Fue una hermosa noche, agitada y sentir su aroma tan cerca me dejo loca de amor por él. Soñare toda la semana con él.

Ahora que pienso, ya no estoy segura si lo volveré a ver. El chofer, me habla para decirme que ya llegamos. Tan rápido digo para mí misma.

Es muy tarde, entro a mi humilde morada, subo directo a mis aposentos para dormir.

Menos mal que es domingo, eso me recuerda que puedo dormir un poco más, aunque los ruidos no me dejan.

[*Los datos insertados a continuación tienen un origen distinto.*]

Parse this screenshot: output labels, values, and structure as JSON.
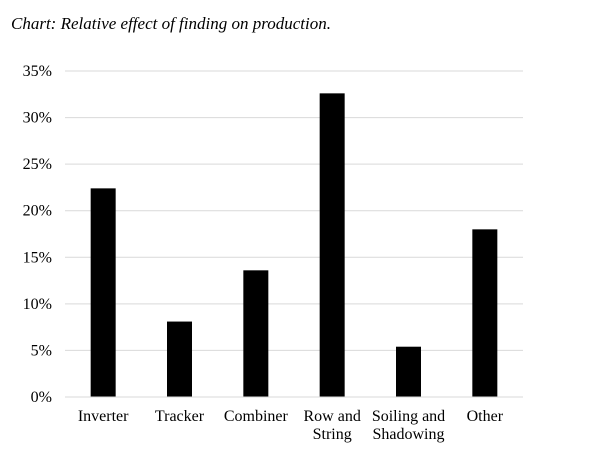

Con una almohada me tapo los oídos, pero son fuertes, debe de ser papá. Porque es un taladro lo que se escucha y muy cerca de mi habitación. Obligadamente salgo de debajo de las sábanas para ir a ver qué sucede. En pijama paso por el lado de mi padre que está contento, cuando silba o tararea una canción, es señal que tiene buen humor.

-Papá ¿Por qué tanto ruido? – preguntó un poco de molestia en mi voz.

-Ahh hija, buenos días ¿te desperté? – lo dice tan tranquilo.

-Sí, es muy temprano para estar despierto- quita su mirada de la puerta para prestar atención a lo que digo.

-Perdón, pero tenía que terminar con esto- habla sacándose las antiparras –igual ya termine.

Vuelvo a mi suave cama para continuar durmiendo hasta el mediodía.

Trate de recuperar el sueño todo el domingo. Ya es lunes y tengo ganas de seguir durmiendo, la cama es tan reconfortante que no quiero dejarla. Puedo faltar a la primera clase sería la primera vez que lo hago.

El despertador de mi celular suena en la mesa de luz, lo tomo tanteando para apagarlo, veo por el rabillo del ojo una notificación de Facebook, es de mi amiga. Me gana la curiosidad que me destapo lo más rápido para entrar a ver de qué se trata.

El internet es lento así que espero varios minutos, eso me desespera, reviso su perfil para ver con claridad. Es una foto de ella, su hermano y una chica, creo que es la que vi el otro día abrazada a él. Be le da la bienvenida, parece que regreso de algún lugar, ¿Quién será? Es la única pregunta que ronda en mi cabeza.

Para despejar malos pensamientos, pongo música en un parlante pequeño, busco una toalla encaminándome al baño con el objetivo de darme una ducha. Mis canciones favoritas me relajan de pensar cualquier tontera respecto a Tian.

Después de lo que paso en la fiesta lo tengo más presente, en mi nariz quedo penetrado su olor, también la sensación de su mano cuando recorrió una de mis mejillas. A veces creo que alucino demasiado, un futuro entre él y yo no es posible, sumándole a eso que no conoce mi verdadera identidad.